In a clear demonstration that top executives defy data security best practices and company policy, 72 percent of CEOs admit they’ve taken valuable intellectual property (IP) from a former employer.
93 percent of CEOs say they keep a copy of their work on a personal device, outside the relative safety of company servers or cloud applications. Yet, 78 percent of CEOs agree that ideas, in the form of IP, are still the most precious asset in the enterprise, showing a disconnect between what executives say and do.
The findings, detailed in the recently released 2018 Data Exposure Report, raise concerns about the role of human emotions in risky data security practices. The findings also underline the need for a realistic data security strategy that not only addresses human behavior, but also takes both prevention and recovery into account. The survey, conducted by Sapio Research, includes feedback from nearly 1,700 security, IT and business leaders in the U.S., U.K. and Germany.

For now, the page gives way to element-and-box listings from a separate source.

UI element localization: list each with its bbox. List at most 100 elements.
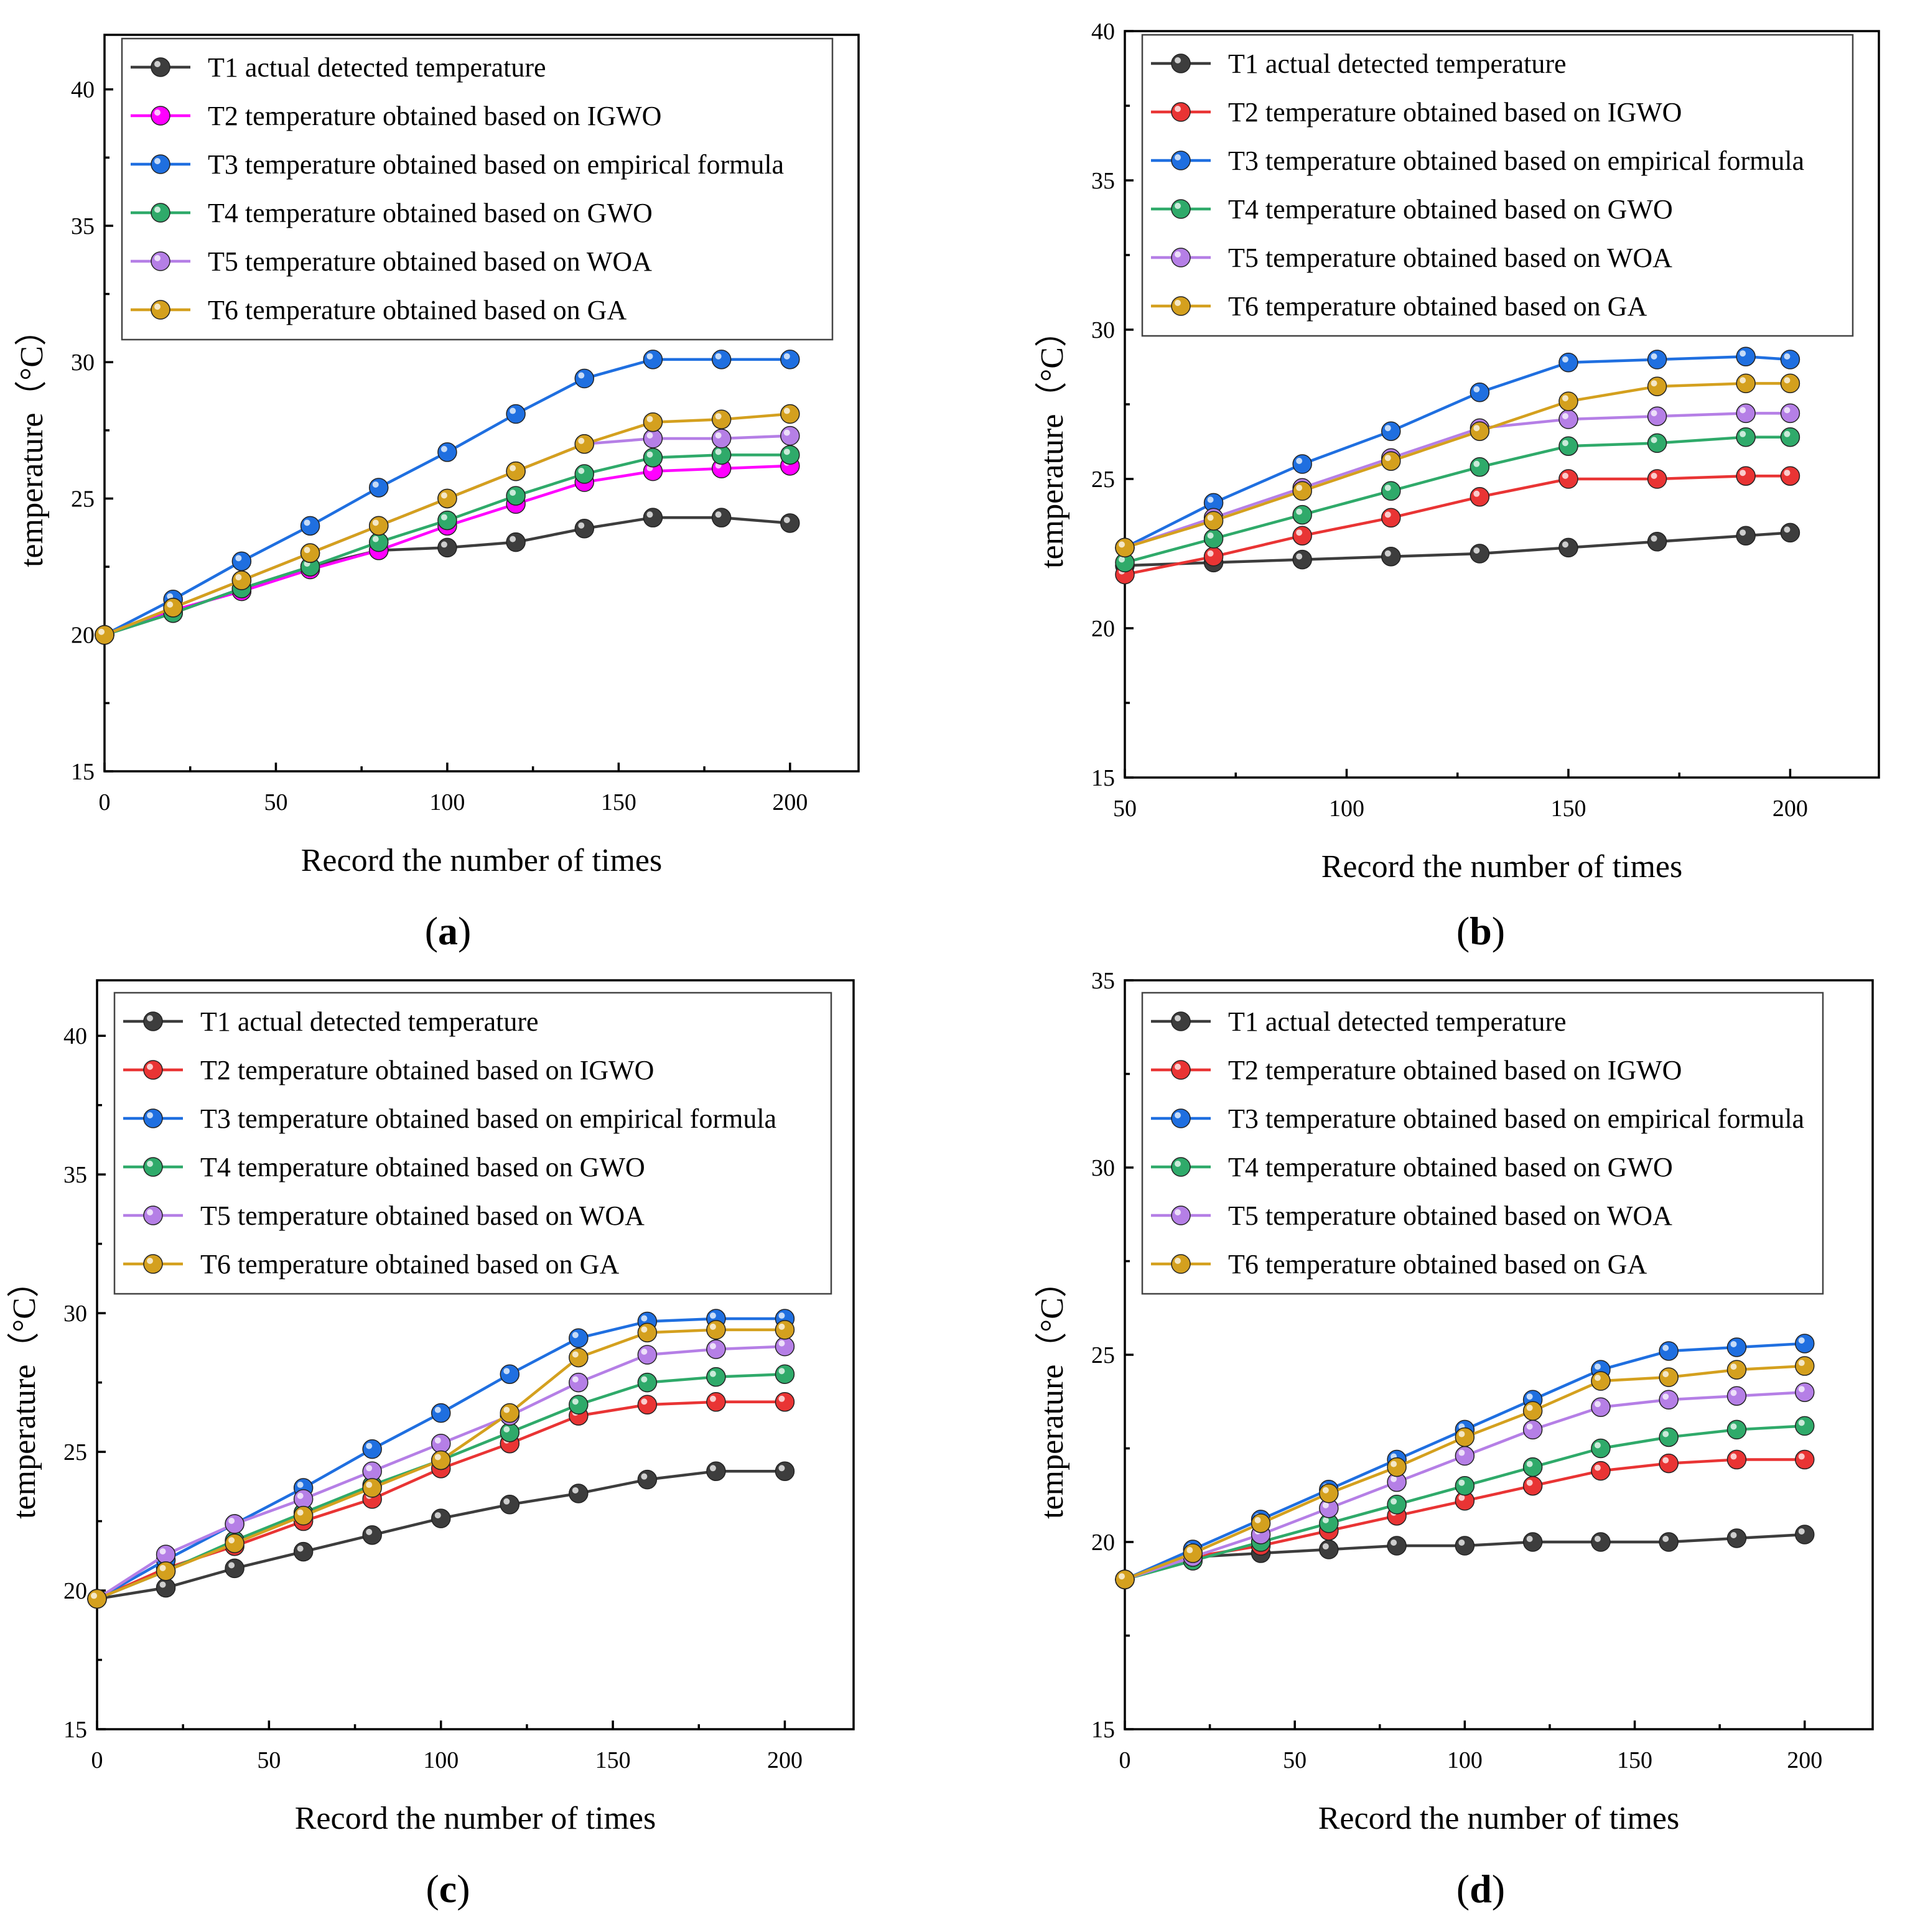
data-point: [1558, 391, 1578, 411]
data-point: [362, 1461, 382, 1482]
caption-letter-d: d: [1470, 1867, 1492, 1911]
legend-label-1: T1 actual detected temperature: [200, 1006, 539, 1037]
data-point-highlight: [1662, 1344, 1669, 1351]
y-tick-label: 35: [63, 1162, 87, 1188]
legend-marker: [1171, 1205, 1191, 1225]
data-point: [637, 1469, 658, 1490]
data-point: [1736, 526, 1756, 546]
data-point-highlight: [1384, 455, 1391, 462]
chart-panel-c: 15 20 25 30 35 40 0 50 100 150 200 Record the numbe…: [0, 958, 946, 1885]
x-tick-label: 100: [1447, 1747, 1483, 1773]
data-point-highlight: [1384, 425, 1391, 432]
data-point: [574, 368, 595, 389]
y-tick-label: 35: [71, 213, 95, 239]
data-point-highlight: [1391, 1540, 1397, 1546]
data-point: [362, 1439, 382, 1459]
data-point: [711, 350, 732, 369]
caption-letter-a: a: [438, 909, 458, 953]
data-point-highlight: [1662, 1393, 1669, 1400]
data-point: [1381, 547, 1401, 567]
data-point-highlight: [434, 1406, 441, 1413]
y-tick-label: 25: [1091, 467, 1115, 493]
data-point: [87, 1589, 107, 1609]
legend-marker-highlight: [1175, 1064, 1181, 1070]
data-point-highlight: [1391, 1475, 1397, 1482]
x-tick-label: 0: [1119, 1747, 1131, 1773]
data-point-highlight: [1784, 353, 1791, 360]
data-point-highlight: [228, 1562, 235, 1569]
data-point: [1522, 1419, 1543, 1440]
data-point: [1455, 1427, 1475, 1447]
data-point: [1647, 406, 1667, 426]
data-point-highlight: [783, 448, 790, 455]
data-point: [1319, 1483, 1339, 1503]
data-point-highlight: [159, 1564, 166, 1571]
data-point-highlight: [1740, 470, 1746, 476]
data-point-highlight: [1730, 1423, 1737, 1430]
plot-frame: [96, 979, 855, 1730]
data-point-highlight: [1526, 1393, 1533, 1400]
data-point-highlight: [572, 1376, 579, 1383]
data-point-highlight: [646, 451, 653, 458]
series-line-2: [1124, 474, 1791, 576]
y-tick-label: 25: [71, 486, 95, 512]
data-point: [1726, 1419, 1747, 1440]
data-point-highlight: [1662, 1431, 1669, 1437]
data-point-highlight: [1798, 1337, 1805, 1344]
data-point-highlight: [1391, 1461, 1397, 1467]
y-tick-label: 15: [71, 759, 95, 785]
data-point: [643, 350, 663, 369]
data-point-highlight: [503, 1426, 510, 1433]
data-point: [637, 1345, 658, 1365]
legend-label-6: T6 temperature obtained based on GA: [200, 1249, 619, 1279]
data-point: [1292, 526, 1312, 546]
data-point: [156, 1544, 176, 1564]
legend-marker: [143, 1060, 163, 1080]
data-point-highlight: [297, 1482, 304, 1488]
data-point-highlight: [510, 536, 516, 542]
data-point: [1794, 1449, 1815, 1470]
data-point-highlight: [1784, 430, 1791, 437]
data-point-highlight: [235, 574, 242, 581]
chart-b: 15 20 25 30 35 40 50 100 150 200 Record the number…: [1035, 19, 1880, 885]
data-point: [775, 1364, 795, 1384]
data-point: [1647, 469, 1667, 489]
data-point: [225, 1558, 245, 1579]
data-point-highlight: [1119, 1573, 1125, 1580]
data-point-highlight: [1322, 1502, 1329, 1508]
legend-marker-highlight: [147, 1161, 153, 1167]
data-point: [775, 1461, 795, 1482]
data-point-highlight: [641, 1315, 648, 1322]
legend-marker-highlight: [1175, 154, 1181, 160]
data-point-highlight: [778, 1395, 785, 1402]
y-tick-label: 35: [1091, 968, 1115, 994]
y-tick-label: 15: [63, 1717, 87, 1743]
legend-marker: [1171, 1060, 1191, 1080]
data-point: [569, 1484, 589, 1503]
data-point: [1251, 1513, 1271, 1533]
legend-box: [113, 992, 832, 1295]
data-point: [1659, 1367, 1679, 1387]
data-point: [706, 1367, 726, 1387]
data-point-highlight: [641, 1398, 648, 1405]
data-point: [1203, 529, 1224, 549]
data-point-highlight: [503, 1406, 510, 1413]
data-point: [780, 445, 800, 465]
data-point: [569, 1395, 589, 1415]
legend-marker-highlight: [1175, 300, 1181, 306]
legend-marker: [143, 1254, 163, 1274]
data-point: [1319, 1540, 1339, 1559]
data-point-highlight: [1473, 547, 1480, 554]
data-point: [1591, 1371, 1611, 1391]
data-point-highlight: [709, 1312, 716, 1319]
data-point: [1780, 373, 1801, 394]
data-point-highlight: [572, 1332, 579, 1339]
chart-panel-b: 15 20 25 30 35 40 50 100 150 200 Record the number…: [958, 0, 1904, 927]
x-axis-title: Record the number of times: [1318, 1801, 1680, 1836]
data-point-highlight: [578, 437, 585, 444]
data-point-highlight: [366, 1528, 373, 1535]
data-point-highlight: [1730, 1531, 1737, 1538]
data-point-highlight: [715, 432, 722, 439]
data-point-highlight: [646, 416, 653, 422]
data-point: [1591, 1397, 1611, 1418]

“It’s clear that even the best-intentioned data security policies are no match for human nature,” said Jadee Hanson, Code42’s chief information security officer. “Understanding how emotional forces drive risky behavior is a step in the right direction, as is recognizing ‘disconnects’ within the organization that create data security vulnerabilities. In a threat landscape that is getting increasingly complex, prevention-only strategies are no longer enough.”
Data is precious, but talk is cheap
While companies spend billions to prevent data loss, the research suggests that data remains vulnerable to employee transgressions — and the C-suite is among the worst offenders. In a clear demonstration of a disconnect between what top leaders say and what they do:
- Almost two-thirds of CEOs (63 percent) admit to clicking on a link they shouldn’t have or didn’t intend to, putting their corporate and potentially personal data at risk from malware.
- In addition, 59 percent of CEOs admit to downloading software without knowing whether it is approved by corporate security. The majority of business leaders (77 percent) believe their IT department would view this behavior as a security risk, but they do it anyway.
The risks of playing data hide-and-seek
In 2018, the CISO’s job is becoming significantly more challenging — even in organizations that have the best cybersecurity policies and tools in place. The risks boil down to a lack of data visibility:
- With the rise of flexible working practices and the ongoing digitization of information, 73 percent of security and IT leaders believe that some company data only exists on endpoints.
- As many as 71 percent of security and IT leaders and 70 percent of business leaders reveal that losing all corporate data held on endpoint devices would be business-destroying or seriously disruptive.
- While 80 percent of CISOs agree that “you cannot protect what you cannot see,” business leaders think otherwise. The majority of business leaders (82 percent) believe IT can protect data they cannot see, a glaring disconnect from reality.
Playing defense in an unpredictable threat landscape
- Among CISOs, 64 percent believe their company will have a breach in the next 12 months that will go public; 61 percent say their company has already experienced a breach in the last 18 months.
- The threat of cyberattack has led nearly 73 percent of CISOs to stockpile cryptocurrency to pay cybercriminals; of those, 79 percent have paid a ransom.
These findings underscore the unnecessary use of resources to respond to cyberthreats in this way. With a comprehensive data security strategy that includes visibility, companies would have a better understanding of what happened and when. As a result, they would be positioned to recover from data loss incidents much faster.
Ounce of prevention no longer worth a pound of cure
Despite the disconnect between what they practice and what they preach, the report indicates that business leaders understand the need for a multi-pronged security approach in today’s complex threat landscape:
- The majority of CISOs (72 percent) and 80 percent of CEOs believe their companies have to improve their ability to recover from a breach in the next 12 months.
- Three-quarters of CISOs (75 percent) and 74 percent of CEOs believe their security strategies need to change from prevention-only to prevention- and recovery-driven security.
“The time has come for the enterprise to make itself resilient. IT, security and business leaders need to arm themselves with facts about how the emotional forces that drive employee work styles impact data security policy,” said Rob Westervelt, research director for the security products group at IDC. “To protect an enterprise today, security teams need to have visibility to where data lives and moves, and who has access to it. Visibility is key in protecting an organization against both internal and external threats.”